What are the signs and symptoms?

The symptoms vary from woman to woman. Some have many symptoms where severe pain occurs, others have no symptoms.


Pain is one of the biggest symptoms. This can be pain immediately before and during your period and/or during or after sex. Pain can be felt in the tummy, back, pelvis, with a bowel movement, passing wind or urine, or when you ovulate.

Heavy bleeding

Heavy bleeding can occur with or without clots. Bleeding may be irregular, continue for a long time or you may have spotting before your menstrual period.

Bladder and bowel problems

Bladder and bowel problems may occur, e.g. constipation or diarrhoea, feeling the need to urinate more frequently at different times in your menstrual period, and bloating.

What can you do?

If you think you have endometriosis, see your doctor at the earliest. Don’t delay as early diagnosis and treatment may reduce the severity of the disease. Many women do not get a correct diagnosis for up to 7-10 years, often because the symptoms can be different between women and can change over time.

The right treatment will depend on your symptoms, the severity of the condition and whether you are trying to become pregnant or maintain your ability to have children. Homeopathy treatment is suggested for all the female sexual health related diseases as it is a time-tested medical science. Homeopathic remedies are in use for more than two hundred years and are still are in use with the same efficacy. Unlike allopathic medicines, homeopathy has no side-effects. The primary aim of Homeopathic medicines for endometriosis is to provide symptomatic relief to a patient. In the process, they also treat related issues, majorly infertility arising from inflammation, adhesions and scarring within fallopian tubes.

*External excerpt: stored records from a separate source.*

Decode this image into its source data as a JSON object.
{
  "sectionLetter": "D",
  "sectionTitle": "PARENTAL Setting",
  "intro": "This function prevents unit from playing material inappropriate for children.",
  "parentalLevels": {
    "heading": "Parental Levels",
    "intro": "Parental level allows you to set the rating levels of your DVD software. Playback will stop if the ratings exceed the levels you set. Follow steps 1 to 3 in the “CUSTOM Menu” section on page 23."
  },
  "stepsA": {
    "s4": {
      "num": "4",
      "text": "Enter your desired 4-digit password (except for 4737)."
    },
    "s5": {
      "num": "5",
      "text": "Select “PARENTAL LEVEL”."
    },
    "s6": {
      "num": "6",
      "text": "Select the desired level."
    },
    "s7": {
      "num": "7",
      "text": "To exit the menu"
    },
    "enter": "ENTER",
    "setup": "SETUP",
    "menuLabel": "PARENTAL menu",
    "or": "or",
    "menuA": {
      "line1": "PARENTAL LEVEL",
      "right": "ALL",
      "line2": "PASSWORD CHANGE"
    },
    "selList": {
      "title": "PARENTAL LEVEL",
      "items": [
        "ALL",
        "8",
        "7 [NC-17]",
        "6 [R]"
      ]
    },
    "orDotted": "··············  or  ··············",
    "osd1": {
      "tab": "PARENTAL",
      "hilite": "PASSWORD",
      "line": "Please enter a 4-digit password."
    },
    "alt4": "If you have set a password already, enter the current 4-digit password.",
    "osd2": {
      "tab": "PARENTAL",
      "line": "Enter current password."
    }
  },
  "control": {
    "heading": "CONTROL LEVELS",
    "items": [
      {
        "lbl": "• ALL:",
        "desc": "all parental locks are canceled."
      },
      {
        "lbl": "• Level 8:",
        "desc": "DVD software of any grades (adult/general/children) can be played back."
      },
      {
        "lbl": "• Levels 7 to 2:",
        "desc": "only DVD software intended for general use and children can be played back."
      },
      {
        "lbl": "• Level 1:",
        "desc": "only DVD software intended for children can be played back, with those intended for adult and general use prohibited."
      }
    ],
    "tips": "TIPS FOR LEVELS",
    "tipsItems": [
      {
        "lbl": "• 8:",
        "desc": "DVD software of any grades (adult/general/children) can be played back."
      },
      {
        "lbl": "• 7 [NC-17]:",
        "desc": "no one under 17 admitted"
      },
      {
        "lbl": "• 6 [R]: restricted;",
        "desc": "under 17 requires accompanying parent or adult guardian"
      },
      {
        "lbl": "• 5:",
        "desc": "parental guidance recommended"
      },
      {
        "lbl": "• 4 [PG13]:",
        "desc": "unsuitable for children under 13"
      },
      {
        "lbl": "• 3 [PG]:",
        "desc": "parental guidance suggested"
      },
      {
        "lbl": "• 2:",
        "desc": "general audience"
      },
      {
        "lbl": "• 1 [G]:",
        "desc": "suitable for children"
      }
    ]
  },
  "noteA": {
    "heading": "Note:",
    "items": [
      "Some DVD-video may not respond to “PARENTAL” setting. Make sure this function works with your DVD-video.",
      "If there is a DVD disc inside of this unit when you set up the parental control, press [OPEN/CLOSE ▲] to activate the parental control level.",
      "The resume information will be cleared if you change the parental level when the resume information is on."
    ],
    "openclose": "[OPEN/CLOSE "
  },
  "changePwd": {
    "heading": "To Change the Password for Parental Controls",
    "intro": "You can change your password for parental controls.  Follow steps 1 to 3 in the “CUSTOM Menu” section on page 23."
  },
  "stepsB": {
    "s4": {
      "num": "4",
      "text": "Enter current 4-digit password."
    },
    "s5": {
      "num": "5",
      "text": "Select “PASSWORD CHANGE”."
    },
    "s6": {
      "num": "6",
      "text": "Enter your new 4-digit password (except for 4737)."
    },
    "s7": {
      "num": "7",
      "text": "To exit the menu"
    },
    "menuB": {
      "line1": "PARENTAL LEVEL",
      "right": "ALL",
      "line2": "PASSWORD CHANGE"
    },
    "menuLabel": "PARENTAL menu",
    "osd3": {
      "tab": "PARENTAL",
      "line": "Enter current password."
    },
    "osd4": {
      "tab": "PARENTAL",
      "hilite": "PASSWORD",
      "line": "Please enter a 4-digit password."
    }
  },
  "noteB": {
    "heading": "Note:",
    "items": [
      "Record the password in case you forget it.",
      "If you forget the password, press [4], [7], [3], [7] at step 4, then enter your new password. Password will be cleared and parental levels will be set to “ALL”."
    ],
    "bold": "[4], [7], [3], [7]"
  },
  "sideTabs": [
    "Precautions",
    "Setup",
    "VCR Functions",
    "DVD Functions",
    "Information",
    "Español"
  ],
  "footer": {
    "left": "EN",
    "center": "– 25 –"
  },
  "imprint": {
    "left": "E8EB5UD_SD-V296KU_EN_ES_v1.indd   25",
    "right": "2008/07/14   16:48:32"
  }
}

Managing and treating endometriosis

There is no direct evidence that lifestyle affects endometriosis, however, it is important to remain as healthy as possible. To function optimally, the body needs a diet that focuses on increasing the intake of nutrients and reducing the burden on the body. We are aware that most illnesses respond positively to a healthy balanced diet and Endometriosis is no exception. Endometriosis can be triggered by a combination of factors including hormonal imbalances (oestrogen dominance), stress and nutritional deficiencies. Hence, a multi-factorial approach is the best way to tackle it. Outlined below are a few steps that will ensure that your body gets all the right nutrients to enable it to fight its own battles.

  • Follow a rainbow diet. Ensure that you eat a wide variety of fruits and vegetables. You should aim to eat 5 portions (1portion = 80 gm) each day as they are rich in micronutrients and antioxidants.
  • Replace white with brown because whole grains of wheat, rye, oats, barley, jowar and bajra are rich in fibre, B vitamins, trace minerals and phytochemicals.
  • Increase your intake of phytoestrogen sources like chickpeas, lentils and soya.
  • Include a source of essential fatty acids each day such as oily fish (salmon, mackerel, sardines, and fresh tuna), flaxseeds, walnuts, and seeds (pumpkin/sunflower). Eat oily fish 3 times a week. Vegetarians can eat 2 tablespoons of ground flaxseeds each day.
  • Reduce your intake of saturated fats in the forms of dairy products, red meat, cakes and confectionary products.
  • Drink 2.5-3 litres of fluids everyday in the form of water, coconut water, lemon juice and fruit teas.
  • Increase your fibre intake through whole grains, fruits, veggies and legumes. Fibre binds with excess oestrogen and facilitates its expulsion from the body.
  • Avoid additives, preservatives and chemicals such as sweeteners to reduce the burden on the liver.
  • Avoid alcohol and caffeine drinks as they stimulate the release of the stress hormone and tend to dehydrate the body.
  • Balance your blood sugar levels by eating more complex carbohydrates, reducing sugar and ensuring protein intake at every meal.
  • Do not skip meals; instead, eat little and often.
  • Avoid heating food in plastic containers in the microwave oven or storing fatty food in plastic raps. These release chemicals called xenoestrogens that disrupt the hormonal balance of the body.
  • Exercise regularly. Do exercises that increase your heart rate for at least 30 min, 3-4 times a week.
  • Reduce your stress levels through yoga and meditation.